Let M be a differentiable manifold of dimension m and also let $\{\xi_1,\dots,\xi_m\}\subset \text{T}_pM$ be an linearly independent set of the tangent bundle of M at a certain point $p\in M$.
I have to proof that there is a chart $(\varphi=(u_1,\dots,u_m), U)$ with $\varphi(p)=0$ and:$$ \xi_i =\left( \frac{d}{du_i}\right)_p$$
-My approach: Let $(\varphi, U)$ be a chart with $\varphi(p)=0$, there is an unique linear endomorphism $F$ of $\text{T}_pM$ that sends (since both sets are bases), $$\left( \frac{d}{du_i}\right)_p\longrightarrow \xi_i$$ from this point I supose you should be able to define a diffeomorphism $f:M\rightarrow M$ with $df(p)=F$ wich would end the argument by taking the chart $(\varphi \circ f,U)$. I really don't know how to define such a map or if it even exists.
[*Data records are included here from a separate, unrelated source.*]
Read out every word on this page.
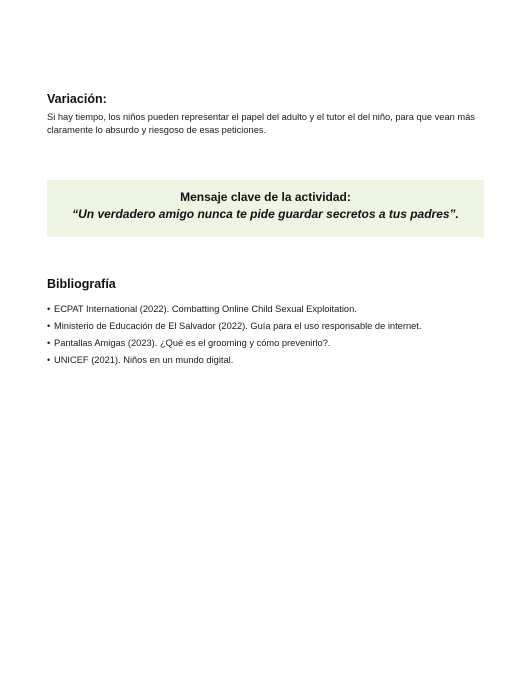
Variación:

Si hay tiempo, los niños pueden representar el papel del adulto y el tutor el del niño, para que vean más claramente lo absurdo y riesgoso de esas peticiones.

Mensaje clave de la actividad:
“Un verdadero amigo nunca te pide guardar secretos a tus padres”.
Bibliografía
• ECPAT International (2022). Combatting Online Child Sexual Exploitation.
• Ministerio de Educación de El Salvador (2022). Guía para el uso responsable de internet.
• Pantallas Amigas (2023). ¿Qué es el grooming y cómo prevenirlo?.
• UNICEF (2021). Niños en un mundo digital.
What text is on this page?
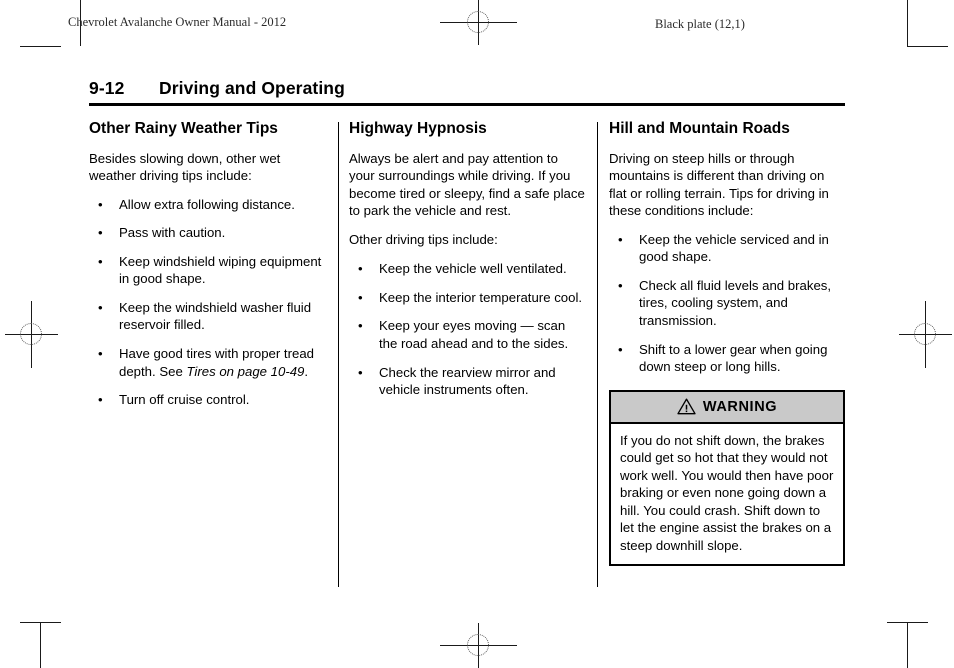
Chevrolet Avalanche Owner Manual - 2012	Black plate (12,1)
9-12	Driving and Operating
Other Rainy Weather Tips

Besides slowing down, other wet weather driving tips include:

• Allow extra following distance.
• Pass with caution.
• Keep windshield wiping equipment in good shape.
• Keep the windshield washer fluid reservoir filled.
• Have good tires with proper tread depth. See Tires on page 10-49.
• Turn off cruise control.
Highway Hypnosis

Always be alert and pay attention to your surroundings while driving. If you become tired or sleepy, find a safe place to park the vehicle and rest.

Other driving tips include:

• Keep the vehicle well ventilated.
• Keep the interior temperature cool.
• Keep your eyes moving — scan the road ahead and to the sides.
• Check the rearview mirror and vehicle instruments often.
Hill and Mountain Roads

Driving on steep hills or through mountains is different than driving on flat or rolling terrain. Tips for driving in these conditions include:

• Keep the vehicle serviced and in good shape.
• Check all fluid levels and brakes, tires, cooling system, and transmission.
• Shift to a lower gear when going down steep or long hills.
WARNING
If you do not shift down, the brakes could get so hot that they would not work well. You would then have poor braking or even none going down a hill. You could crash. Shift down to let the engine assist the brakes on a steep downhill slope.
You've made an initial choice of a random chart $(\phi,U)$ such that $\phi(p)=0$. Let $V_1,\ldots,V_m \in T_0(\mathbb{R}^m)$ be the image of $\xi_1,\ldots,\xi_m$ under $d\phi_p$. The desired effect is that $V_1,\ldots,V_m$ is the standard basis for $T_0(\mathbb{R}^m)$, but it might not be.
Instead of doing a precomposition in $M$, do a postcomposition in $\mathbb{R}^m$.
Using the standard identification of $T_0(\mathbb{R}^m)$ with $\mathbb{R}^m$, let $F$ be the linear transformation of $\mathbb{R}^m$ taking $V_1,\ldots,V_m$ to the standard basis for $\mathbb{R}^m$.
Finally, let $\phi' = F \circ \phi$. An application of the chain rule together with linearity of $F$ will give the proof that $\phi'$ is the desired chart.
Some more details: Here's the final calculations to put this all together. Applying the chain rule, $$d\phi'_p = dF_{\phi(p)} \circ d\phi_p = dF_0 \circ d\phi_p $$ Applying linearity of $F$ we have $dF_0=F$ and so $$d\phi'_p = F \circ d\phi_p $$ Letting $e_1,\ldots,e_m$ be the standard basis, $F$ was chosen so that $F(V_i)=e_i$, and so $$d\phi'_p(\xi_i) = F(d\phi_p(\xi_i)) = F(V_i) = e_i $$ which is what was wanted to be shown.